Once you’ve won an award, your ability to open doors into cinemas increases noticeably. Leviathan follows in the footsteps of We Need To Talk About Kevin, Rust And Bone, A Prophet, Ida and, er, Tulpan as the best film at the London Film Festival, and also has a best screenplay award from Cannes in its trophy cabinet. The danger is that you come to the film judging it purely on reputation, or in this case that you confuse it with an unusual documentary about fishermen and trawlers from a year or two ago.

Sacro Gra

A documentary about an Italian ring road seems simple enough, but this is a film I’ve already tried to watch twice this year. On both occasions the subtitles malfunctioned, so I now need to decide whether to chance a third trip to the well. I might just take the Italian-English dictionary to be on the safe side.

The Imitation Game

Keira Knightley wins the award for the poshest English accent ever, no contest. Also, next Saturday Bletchley Park will be showing a day’s worth of sci-fi films at their Station X event, including previews, classics and even the Doctor Who finale. What better time to watch a film about the work that took place there at the height of its powers?
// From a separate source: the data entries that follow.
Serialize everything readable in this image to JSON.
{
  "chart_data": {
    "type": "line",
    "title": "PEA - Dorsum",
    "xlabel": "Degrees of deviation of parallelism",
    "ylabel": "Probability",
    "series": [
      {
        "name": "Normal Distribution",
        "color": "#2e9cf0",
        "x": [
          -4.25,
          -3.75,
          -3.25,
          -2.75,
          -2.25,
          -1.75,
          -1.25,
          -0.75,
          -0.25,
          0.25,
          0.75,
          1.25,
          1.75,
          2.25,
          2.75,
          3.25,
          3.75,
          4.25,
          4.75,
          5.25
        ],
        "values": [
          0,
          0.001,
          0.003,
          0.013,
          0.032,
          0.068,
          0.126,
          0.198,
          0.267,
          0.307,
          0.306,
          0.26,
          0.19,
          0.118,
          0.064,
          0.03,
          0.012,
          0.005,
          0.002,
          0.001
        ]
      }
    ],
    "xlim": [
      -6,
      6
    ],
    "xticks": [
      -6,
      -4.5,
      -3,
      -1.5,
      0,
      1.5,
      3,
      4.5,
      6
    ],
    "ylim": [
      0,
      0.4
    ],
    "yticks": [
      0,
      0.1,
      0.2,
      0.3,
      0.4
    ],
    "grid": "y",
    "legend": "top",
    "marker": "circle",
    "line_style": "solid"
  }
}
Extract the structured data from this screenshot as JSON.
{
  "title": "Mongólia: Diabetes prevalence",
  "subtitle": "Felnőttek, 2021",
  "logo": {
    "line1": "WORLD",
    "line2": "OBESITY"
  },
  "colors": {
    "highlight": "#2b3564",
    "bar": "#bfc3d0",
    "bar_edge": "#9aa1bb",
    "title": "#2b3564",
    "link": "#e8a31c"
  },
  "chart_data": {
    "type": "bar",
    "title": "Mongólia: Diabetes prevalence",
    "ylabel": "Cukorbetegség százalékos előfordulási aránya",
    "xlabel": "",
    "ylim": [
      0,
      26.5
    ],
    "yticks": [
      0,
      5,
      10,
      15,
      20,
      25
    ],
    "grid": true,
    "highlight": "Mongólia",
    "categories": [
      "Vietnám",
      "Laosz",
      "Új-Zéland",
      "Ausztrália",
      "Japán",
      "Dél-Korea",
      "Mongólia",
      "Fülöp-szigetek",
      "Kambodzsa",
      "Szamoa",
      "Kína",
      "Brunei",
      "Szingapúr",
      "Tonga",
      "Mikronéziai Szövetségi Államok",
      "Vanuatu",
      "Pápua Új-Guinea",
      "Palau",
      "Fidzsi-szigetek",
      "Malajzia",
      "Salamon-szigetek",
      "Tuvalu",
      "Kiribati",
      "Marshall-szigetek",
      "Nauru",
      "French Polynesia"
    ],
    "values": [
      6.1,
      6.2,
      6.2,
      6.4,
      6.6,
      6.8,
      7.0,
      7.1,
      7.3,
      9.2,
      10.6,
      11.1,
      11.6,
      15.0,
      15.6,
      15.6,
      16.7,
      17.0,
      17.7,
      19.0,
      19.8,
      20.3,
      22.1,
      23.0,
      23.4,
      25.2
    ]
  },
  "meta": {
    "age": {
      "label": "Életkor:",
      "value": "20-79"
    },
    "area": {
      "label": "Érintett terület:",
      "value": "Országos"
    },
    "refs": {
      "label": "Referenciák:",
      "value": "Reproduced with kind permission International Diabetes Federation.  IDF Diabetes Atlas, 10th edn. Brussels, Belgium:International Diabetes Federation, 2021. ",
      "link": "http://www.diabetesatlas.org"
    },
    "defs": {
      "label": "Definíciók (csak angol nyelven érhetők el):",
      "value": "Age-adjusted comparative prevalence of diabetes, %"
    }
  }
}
Nativity 3: Dude, Where’s My Donkey

So I was more than a bit sniffy about the sequel, Nativity 2: Danger In The Manger, on Twitter, at which point director Debbie Isitt slapped my wrists via the social media website. I put my money where my mouth was, and can confirm that the David Tennant / Joanna Page sequel lacked the awkward charm of the Martin Freeman / Ashley Jensen original. Hopefully for everyone’s sake this Martin Clunes / Catherine Tate version will restore some of that, and that Marc Wootton will be allowed to hang up the teacher’s assistant parka after this one. Rest assured that I’ll take another one for the team if I feel the need to be sniffy again.

What We Do In The Shadows

Vampire comedy. Two-thirds of Flight Of The Conchords. SOLD!

2001: A Space Odyssey

I have a fairly strained relationship with this Kubrick classic, having tried half a dozen times to watch it on VHS at university and barely even getting to the space bits. This re-release is the ideal opportunity to give this a retry where it should be watched, and this trailer spin on the Avengers sequel’s promo just sweetened the deal.

Stations Of The Cross

My favourite new film shown at the Cambridge Film Festival this year. I’m not sure the title of Best Film According To Local Blogger at the UK’s third oldest film festival carries quite the same cachet as the gongs Leviathan’s picked up, but I’m happy to buy a tiny trophy if it would make a difference.

The Apprentice

Sacro Gra, you’ve let me down before, but The Imitation Game you seem to be giving away most of the plot. But Nativity 3, you look like nothing more than an excuse for a jolly to New York, so it is with regret that you, and this tortuous excuse for a framing device, are fired.